今年はキリケッテイ(待祭)が多く、白に赤字の祭服は天使のようで可愛かった。

 

入祭で皆、オリーブの枝を振りながら、ホザンナ、ホザンナと歌う。それはイエスのエルサレム入城を歓待する民衆を思い起こさせた。

 

しかし、民衆は期待した『政治的な解放者(メシア)』像と、イエスが示した『霊的な救い主』としての姿とのギャップに失望し、更にサドカイ派やファリサイ派などのユダヤ教指導者層は、イエスが民衆の支持を集めることを恐れ、彼を排除しようと画策。

 

エルサレム入城(枝の主日)から、わずか数日後の磔刑に至るまで、民衆の態度は一変してしまう。

 

ところで、本日の福音は、ローマ典礼では、ヨハネ27章11-54節が朗読されたが、ミラノのアンブロジアーノ典礼は、ヨハネ11章55節~12章11節、「ナルドの香油」の部分であった。

 

ナルドのマリアは、自分の持っていた全財産であったであろうナルドの香油を1リトラ(約300グラム)、300デナリ(労働者の1年分の賃金に相当する)をイエスの足に惜しげもなく注ぎ、大切な髪で拭ったという話。

 

お説教の中で、"spreco" と言う言葉が使われた。

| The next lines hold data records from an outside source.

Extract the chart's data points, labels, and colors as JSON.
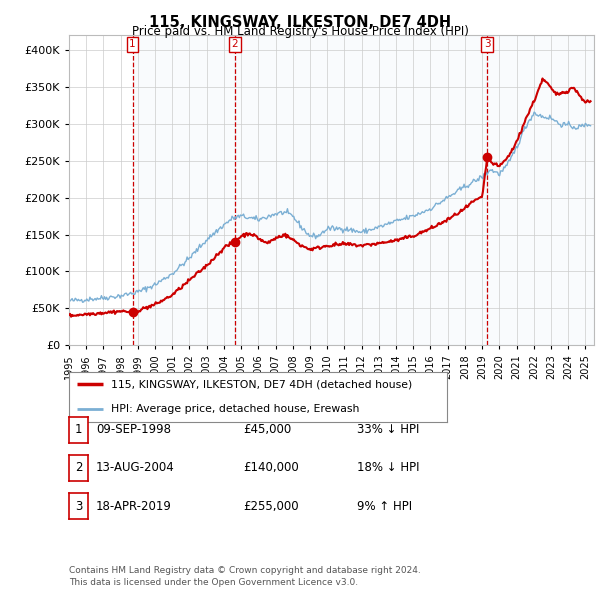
{
  "title": "115, KINGSWAY, ILKESTON, DE7 4DH",
  "subtitle": "Price paid vs. HM Land Registry's House Price Index (HPI)",
  "xlim_start": 1995.0,
  "xlim_end": 2025.5,
  "ylim": [
    0,
    420000
  ],
  "yticks": [
    0,
    50000,
    100000,
    150000,
    200000,
    250000,
    300000,
    350000,
    400000
  ],
  "sale_dates": [
    1998.69,
    2004.62,
    2019.3
  ],
  "sale_prices": [
    45000,
    140000,
    255000
  ],
  "sale_labels": [
    "1",
    "2",
    "3"
  ],
  "legend_line1": "115, KINGSWAY, ILKESTON, DE7 4DH (detached house)",
  "legend_line2": "HPI: Average price, detached house, Erewash",
  "table_rows": [
    [
      "1",
      "09-SEP-1998",
      "£45,000",
      "33% ↓ HPI"
    ],
    [
      "2",
      "13-AUG-2004",
      "£140,000",
      "18% ↓ HPI"
    ],
    [
      "3",
      "18-APR-2019",
      "£255,000",
      "9% ↑ HPI"
    ]
  ],
  "footer": "Contains HM Land Registry data © Crown copyright and database right 2024.\nThis data is licensed under the Open Government Licence v3.0.",
  "hpi_color": "#7bafd4",
  "price_color": "#cc0000",
  "vline_color": "#cc0000",
  "dot_color": "#cc0000",
  "grid_color": "#cccccc",
  "background_color": "#ffffff",
  "hpi_anchors": [
    [
      1995.0,
      60000
    ],
    [
      1996.0,
      62000
    ],
    [
      1997.0,
      64000
    ],
    [
      1998.0,
      67000
    ],
    [
      1999.0,
      72000
    ],
    [
      2000.0,
      82000
    ],
    [
      2001.0,
      97000
    ],
    [
      2002.0,
      118000
    ],
    [
      2003.0,
      143000
    ],
    [
      2004.0,
      163000
    ],
    [
      2004.5,
      172000
    ],
    [
      2005.0,
      175000
    ],
    [
      2006.0,
      170000
    ],
    [
      2007.0,
      178000
    ],
    [
      2007.5,
      180000
    ],
    [
      2008.0,
      175000
    ],
    [
      2008.5,
      160000
    ],
    [
      2009.0,
      148000
    ],
    [
      2009.5,
      148000
    ],
    [
      2010.0,
      158000
    ],
    [
      2011.0,
      158000
    ],
    [
      2012.0,
      153000
    ],
    [
      2013.0,
      160000
    ],
    [
      2014.0,
      168000
    ],
    [
      2015.0,
      175000
    ],
    [
      2016.0,
      185000
    ],
    [
      2017.0,
      200000
    ],
    [
      2018.0,
      215000
    ],
    [
      2019.0,
      228000
    ],
    [
      2019.5,
      238000
    ],
    [
      2020.0,
      232000
    ],
    [
      2020.5,
      245000
    ],
    [
      2021.0,
      268000
    ],
    [
      2021.5,
      295000
    ],
    [
      2022.0,
      315000
    ],
    [
      2022.5,
      310000
    ],
    [
      2023.0,
      308000
    ],
    [
      2023.5,
      300000
    ],
    [
      2024.0,
      298000
    ],
    [
      2024.5,
      295000
    ],
    [
      2025.0,
      298000
    ],
    [
      2025.3,
      300000
    ]
  ],
  "price_anchors": [
    [
      1995.0,
      40000
    ],
    [
      1996.0,
      42000
    ],
    [
      1997.0,
      44000
    ],
    [
      1998.0,
      46000
    ],
    [
      1998.69,
      45000
    ],
    [
      1999.0,
      47000
    ],
    [
      2000.0,
      55000
    ],
    [
      2001.0,
      68000
    ],
    [
      2002.0,
      88000
    ],
    [
      2003.0,
      108000
    ],
    [
      2004.0,
      132000
    ],
    [
      2004.62,
      140000
    ],
    [
      2005.0,
      148000
    ],
    [
      2005.5,
      152000
    ],
    [
      2006.0,
      145000
    ],
    [
      2006.5,
      138000
    ],
    [
      2007.0,
      145000
    ],
    [
      2007.5,
      150000
    ],
    [
      2008.0,
      143000
    ],
    [
      2008.5,
      135000
    ],
    [
      2009.0,
      130000
    ],
    [
      2009.5,
      132000
    ],
    [
      2010.0,
      135000
    ],
    [
      2011.0,
      137000
    ],
    [
      2012.0,
      135000
    ],
    [
      2013.0,
      138000
    ],
    [
      2014.0,
      142000
    ],
    [
      2015.0,
      148000
    ],
    [
      2016.0,
      158000
    ],
    [
      2017.0,
      170000
    ],
    [
      2018.0,
      185000
    ],
    [
      2018.5,
      195000
    ],
    [
      2019.0,
      200000
    ],
    [
      2019.3,
      255000
    ],
    [
      2019.5,
      248000
    ],
    [
      2020.0,
      242000
    ],
    [
      2020.5,
      255000
    ],
    [
      2021.0,
      275000
    ],
    [
      2021.5,
      305000
    ],
    [
      2022.0,
      330000
    ],
    [
      2022.5,
      360000
    ],
    [
      2022.8,
      355000
    ],
    [
      2023.0,
      348000
    ],
    [
      2023.3,
      340000
    ],
    [
      2023.6,
      342000
    ],
    [
      2024.0,
      345000
    ],
    [
      2024.3,
      350000
    ],
    [
      2024.6,
      340000
    ],
    [
      2025.0,
      330000
    ],
    [
      2025.3,
      330000
    ]
  ]
}
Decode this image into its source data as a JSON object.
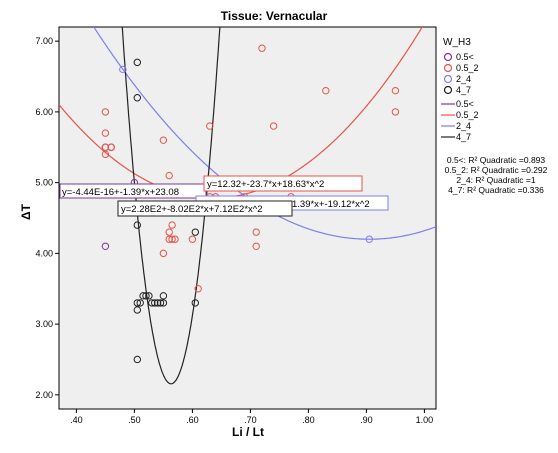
{
  "chart_data": {
    "type": "scatter",
    "title": "Tissue: Vernacular",
    "xlabel": "Li / Lt",
    "ylabel": "ΔT",
    "xlim": [
      0.37,
      1.02
    ],
    "ylim": [
      1.8,
      7.2
    ],
    "x_ticks": [
      ".40",
      ".50",
      ".60",
      ".70",
      ".80",
      ".90",
      "1.00"
    ],
    "y_ticks": [
      "2.00",
      "3.00",
      "4.00",
      "5.00",
      "6.00",
      "7.00"
    ],
    "x_tick_values": [
      0.4,
      0.5,
      0.6,
      0.7,
      0.8,
      0.9,
      1.0
    ],
    "y_tick_values": [
      2,
      3,
      4,
      5,
      6,
      7
    ],
    "background": "#efefef",
    "legend": {
      "title": "W_H3",
      "position": "right",
      "marker_items": [
        {
          "label": "0.5<",
          "color": "#7a3a9a"
        },
        {
          "label": "0.5_2",
          "color": "#e8534a"
        },
        {
          "label": "2_4",
          "color": "#7b7ff0"
        },
        {
          "label": "4_7",
          "color": "#222222"
        }
      ],
      "line_items": [
        {
          "label": "0.5<",
          "color": "#7a3a9a"
        },
        {
          "label": "0.5_2",
          "color": "#e8534a"
        },
        {
          "label": "2_4",
          "color": "#7b7ff0"
        },
        {
          "label": "4_7",
          "color": "#222222"
        }
      ],
      "r2_lines": [
        "0.5<: R² Quadratic =0.893",
        "0.5_2: R² Quadratic =0.292",
        "2_4: R² Quadratic =1",
        "4_7: R² Quadratic =0.336"
      ]
    },
    "series": [
      {
        "name": "0.5<",
        "color": "#7a3a9a",
        "points": [
          [
            0.45,
            4.1
          ],
          [
            0.45,
            5.5
          ],
          [
            0.46,
            5.5
          ],
          [
            0.5,
            5.0
          ]
        ],
        "fit": {
          "a": 23.08,
          "b": -1.39,
          "c": -4.44e-16
        }
      },
      {
        "name": "0.5_2",
        "color": "#e8534a",
        "points": [
          [
            0.45,
            6.0
          ],
          [
            0.45,
            5.7
          ],
          [
            0.45,
            5.5
          ],
          [
            0.45,
            5.4
          ],
          [
            0.46,
            5.5
          ],
          [
            0.55,
            5.6
          ],
          [
            0.55,
            4.0
          ],
          [
            0.56,
            5.1
          ],
          [
            0.56,
            4.3
          ],
          [
            0.56,
            4.2
          ],
          [
            0.565,
            4.4
          ],
          [
            0.565,
            4.2
          ],
          [
            0.57,
            4.2
          ],
          [
            0.6,
            4.2
          ],
          [
            0.61,
            3.5
          ],
          [
            0.63,
            5.8
          ],
          [
            0.63,
            4.8
          ],
          [
            0.64,
            4.8
          ],
          [
            0.64,
            4.7
          ],
          [
            0.69,
            4.8
          ],
          [
            0.71,
            4.3
          ],
          [
            0.71,
            4.1
          ],
          [
            0.72,
            6.9
          ],
          [
            0.74,
            5.8
          ],
          [
            0.77,
            4.8
          ],
          [
            0.83,
            6.3
          ],
          [
            0.95,
            6.3
          ],
          [
            0.95,
            6.0
          ]
        ],
        "fit": {
          "a": 12.32,
          "b": -23.7,
          "c": 18.63
        }
      },
      {
        "name": "2_4",
        "color": "#7b7ff0",
        "points": [
          [
            0.48,
            6.6
          ],
          [
            0.905,
            4.2
          ]
        ],
        "fit": {
          "a": 13.6857,
          "b": -11.82,
          "c": -1.39,
          "d": -19.12
        }
      },
      {
        "name": "4_7",
        "color": "#222222",
        "points": [
          [
            0.505,
            6.7
          ],
          [
            0.505,
            6.2
          ],
          [
            0.505,
            4.4
          ],
          [
            0.505,
            3.3
          ],
          [
            0.505,
            3.2
          ],
          [
            0.505,
            2.5
          ],
          [
            0.51,
            3.3
          ],
          [
            0.515,
            3.4
          ],
          [
            0.52,
            3.4
          ],
          [
            0.525,
            3.4
          ],
          [
            0.53,
            3.3
          ],
          [
            0.535,
            3.3
          ],
          [
            0.54,
            3.3
          ],
          [
            0.545,
            3.3
          ],
          [
            0.55,
            3.3
          ],
          [
            0.55,
            3.4
          ],
          [
            0.605,
            3.3
          ],
          [
            0.605,
            4.3
          ]
        ],
        "fit": {
          "a": 228,
          "b": -802,
          "c": 712
        }
      }
    ],
    "annotations": [
      {
        "text": "y=-4.44E-16+-1.39*x+23.08",
        "color": "#7a3a9a"
      },
      {
        "text": "y=12.32+-23.7*x+18.63*x^2",
        "color": "#e8534a"
      },
      {
        "text": "1.39*x+-19.12*x^2",
        "color": "#7b7ff0"
      },
      {
        "text": "y=2.28E2+-8.02E2*x+7.12E2*x^2",
        "color": "#222222"
      }
    ]
  }
}
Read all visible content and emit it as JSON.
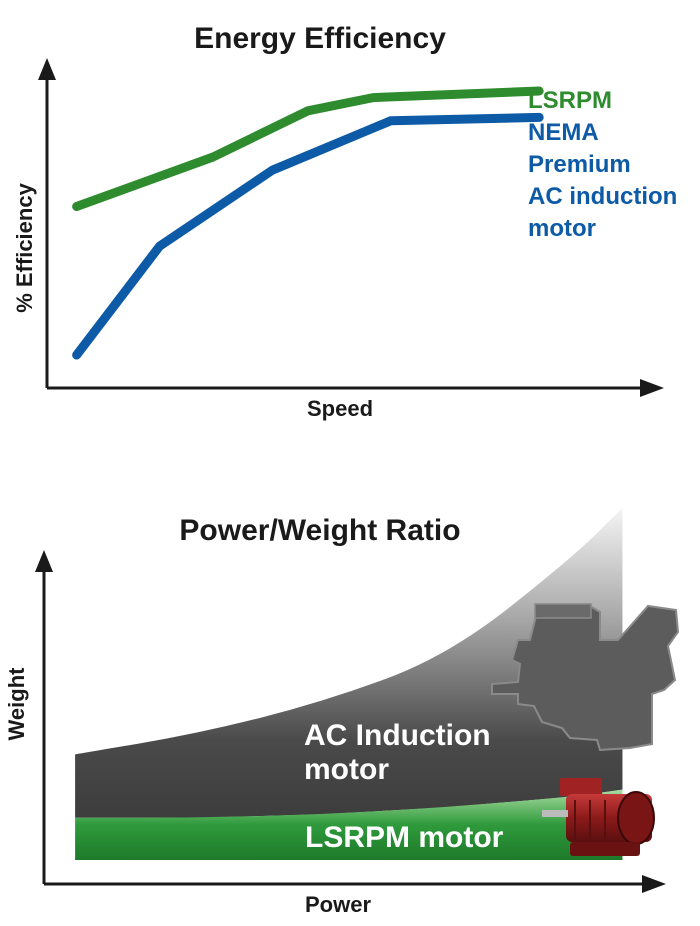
{
  "chart_data": [
    {
      "type": "line",
      "title": "Energy Efficiency",
      "xlabel": "Speed",
      "ylabel": "% Efficiency",
      "grid": false,
      "legend_position": "right",
      "series": [
        {
          "name": "LSRPM",
          "color": "#2e8b2e",
          "x": [
            0.05,
            0.28,
            0.44,
            0.55,
            0.83
          ],
          "y": [
            0.55,
            0.7,
            0.84,
            0.88,
            0.9
          ]
        },
        {
          "name": "NEMA Premium AC induction motor",
          "name_lines": [
            "NEMA",
            "Premium",
            "AC induction",
            "motor"
          ],
          "color": "#0d5aa6",
          "x": [
            0.05,
            0.19,
            0.38,
            0.58,
            0.83
          ],
          "y": [
            0.1,
            0.43,
            0.66,
            0.81,
            0.82
          ]
        }
      ]
    },
    {
      "type": "area",
      "title": "Power/Weight Ratio",
      "xlabel": "Power",
      "ylabel": "Weight",
      "grid": false,
      "series": [
        {
          "name": "AC Induction motor",
          "name_lines": [
            "AC Induction",
            "motor"
          ],
          "color": "#4a4a4a",
          "x": [
            0.05,
            0.25,
            0.45,
            0.65,
            0.85,
            0.93
          ],
          "y_top": [
            0.3,
            0.36,
            0.45,
            0.58,
            0.86,
            1.0
          ],
          "y_bottom": [
            0.12,
            0.12,
            0.13,
            0.15,
            0.18,
            0.2
          ]
        },
        {
          "name": "LSRPM motor",
          "color": "#2f9a3c",
          "x": [
            0.05,
            0.25,
            0.45,
            0.65,
            0.85,
            0.93
          ],
          "y_top": [
            0.12,
            0.12,
            0.13,
            0.15,
            0.18,
            0.2
          ],
          "y_bottom": [
            0.0,
            0.0,
            0.0,
            0.0,
            0.0,
            0.0
          ]
        }
      ],
      "images": [
        {
          "name": "ac-induction-motor-silhouette",
          "color": "#555555"
        },
        {
          "name": "lsrpm-red-motor",
          "color": "#8b1a1a"
        }
      ]
    }
  ]
}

本来は、「無駄遣い」という意味である。お金を始め、食べ物の無駄(遣い)で後悔することはあるが、"spreco di amore"「愛の無駄遣い」つまり、「惜しみない愛」について考えさせられた。

 

聖書の中で、ユダが投げかけたように、香油を売って、貧しい人々に施すことも可能であっただろう。

 

しかし、なんの見返りも期待せず、無償で誰かのために動いた事はあっただろうか?それはいつが最後だったのだろうか?と自問自答…。

 

Spreco…無駄遣いは一般的には、マイナスの要素が大きいが、愛を大いに人のためにふるまう器の大きさ、愛の知恵とは…それこそ、「真の愛」にはやりすぎ、という概念がないのかもしれない。

 

パパ様は、この日の「お告げの祈り」で、残忍な紛争のために、多くの場合、この聖なる日々の儀式に十分に参加することができない中東のキリスト者たちに思いを向けながら、和解と平和への歩みが開けることを祈られた。

 

この時代に、今もなお主の苦しみに直面している人々を忘れてはならない。そして、戦争を起こし、正当化する者たちに耳を傾けず、拒絶する勇気を持ち続けたい。